Borrowings under the revolver are secured by a lien on substantially all of our inventory and
related proceeds. The revolving loan and security agreement contains customary conditions to
borrowing including a monthly calculation of excess borrowing availability and reporting
compliance. Covenants in the revolver agreement restrict the amount of letters of credit that may be
issued, dividend distributions and other uses of cash if excess availability is less than $75 million. At
December 31, 2005, our excess availability totaled $391.7 million and we were in compliance with
all covenants under the revolver agreement. The revolver expires on June 24, 2010.
Timber Notes
In October 2004, we sold our timberlands as part of the Sale. In exchange for the timberlands,
we received installment timber notes in the amount of $1.6 billion which were credit enhanced with
guarantees. The guarantees were issued by financial institutions and were secured by the pledge of
underlying collateral notes. Subsequently, in December 2004, we completed a securitization
transaction in which we transferred our interest in the timber installment notes receivable to wholly
owned bankruptcy remote subsidiaries that were designated to be qualifying special purpose
entities (the ‘‘OMXQs’’). The OMXQs pledged the timber installment notes receivable and related
guarantees and issued securitization notes in the amount of $1.5 billion. Recourse on the
securitization notes is limited to the pledged timber notes receivable. The securitization notes are
15-year non-amortizing and were issued in two equal $735 million tranches paying interest of 5.42%
and 5.54%, respectively.
As a result of these transactions, OfficeMax received $1.5 billion in cash from the OMXQ’s, and
over 15 years will earn approximately $82.5 million per year in interest income on the timber
installment notes receivable and incur interest expense of approximately $80.5 million per year on
the securitization notes.

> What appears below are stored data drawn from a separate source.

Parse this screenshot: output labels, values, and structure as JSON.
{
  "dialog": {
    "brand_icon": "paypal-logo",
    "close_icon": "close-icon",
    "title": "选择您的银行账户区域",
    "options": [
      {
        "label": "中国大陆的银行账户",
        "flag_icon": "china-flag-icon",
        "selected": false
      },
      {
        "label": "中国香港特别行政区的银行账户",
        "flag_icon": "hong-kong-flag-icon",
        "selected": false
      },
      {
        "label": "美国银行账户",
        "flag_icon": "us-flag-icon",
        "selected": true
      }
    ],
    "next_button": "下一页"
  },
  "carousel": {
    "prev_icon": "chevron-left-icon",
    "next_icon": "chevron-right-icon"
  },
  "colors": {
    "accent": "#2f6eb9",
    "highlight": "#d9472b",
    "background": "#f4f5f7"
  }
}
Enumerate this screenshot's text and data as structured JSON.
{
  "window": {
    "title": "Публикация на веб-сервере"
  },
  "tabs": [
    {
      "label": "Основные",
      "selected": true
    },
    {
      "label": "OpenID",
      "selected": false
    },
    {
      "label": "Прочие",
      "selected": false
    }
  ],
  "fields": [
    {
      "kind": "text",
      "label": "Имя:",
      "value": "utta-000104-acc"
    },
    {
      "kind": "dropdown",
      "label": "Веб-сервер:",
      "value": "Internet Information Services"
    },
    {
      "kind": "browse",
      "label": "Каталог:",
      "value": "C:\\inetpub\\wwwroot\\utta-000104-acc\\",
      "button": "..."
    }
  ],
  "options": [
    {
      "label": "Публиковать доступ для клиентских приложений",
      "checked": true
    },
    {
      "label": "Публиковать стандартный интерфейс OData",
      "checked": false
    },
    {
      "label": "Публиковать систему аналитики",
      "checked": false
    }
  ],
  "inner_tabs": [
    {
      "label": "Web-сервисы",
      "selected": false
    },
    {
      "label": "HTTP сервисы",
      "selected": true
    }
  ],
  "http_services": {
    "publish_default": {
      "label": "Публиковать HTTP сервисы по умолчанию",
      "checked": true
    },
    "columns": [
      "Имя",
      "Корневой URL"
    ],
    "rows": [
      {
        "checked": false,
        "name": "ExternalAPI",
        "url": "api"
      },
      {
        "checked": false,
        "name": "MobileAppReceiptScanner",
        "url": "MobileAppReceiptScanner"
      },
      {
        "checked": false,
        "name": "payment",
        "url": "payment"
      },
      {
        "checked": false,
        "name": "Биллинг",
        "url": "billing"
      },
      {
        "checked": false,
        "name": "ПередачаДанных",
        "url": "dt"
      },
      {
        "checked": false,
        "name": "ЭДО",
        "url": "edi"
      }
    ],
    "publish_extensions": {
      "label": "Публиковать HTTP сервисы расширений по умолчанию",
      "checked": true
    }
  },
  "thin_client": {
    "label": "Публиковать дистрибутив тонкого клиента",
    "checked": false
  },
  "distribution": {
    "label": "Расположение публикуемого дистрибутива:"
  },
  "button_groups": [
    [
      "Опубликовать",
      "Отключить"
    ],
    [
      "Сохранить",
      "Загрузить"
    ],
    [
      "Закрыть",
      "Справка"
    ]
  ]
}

The pledged timber installment notes receivable and nonrecourse
securitization notes will mature in 2020 and 2019, respectively. The securitization notes have an
initial term that is approximately three months shorter than the installment notes. The Company
expects to refinance its ownership of the installment notes in 2019 with a short-term secured
borrowing to bridge the period from initial maturity of the securitization notes to the maturity of the
installment notes.
The guidance related to the accounting for securitization transactions is complex and open to
interpretation. The original entities issuing the credit enhanced timber installment notes to OfficeMax
are variable-interest entities (the ‘‘VIE’s’’) under FASB Interpretation No. 46R, ‘‘Consolidation of
Variable Interest Entities.’’ The holders of the timber installment notes (the OMXQ’s) are considered
to be the primary beneficiaries, and therefore, the VIE’s are required to be consolidated with the
OMXQs, which are also the issuers of the securitization notes. Although we believe an argument
can be made that the consolidation of the VIE’s as a result of this transaction does not disqualify
the OMXQs from being qualified special purpose entities, as described in FASB Statement No 140,
‘‘Accounting for Transfers and Servicing of Financial Assets and Extinguishments of Liabilities,’’ we
have concluded that consolidating the VIE’s does disqualify the OMXQs from meeting this
guidance. As a result, the accounts of the OMXQs have been consolidated into our financial
statements. The effect of our consolidation of the OMXQs is that the securitization transaction is
treated as a financing, and both the timber notes receivable and the securitization notes payable
are reflected in our Consolidated Balance Sheet.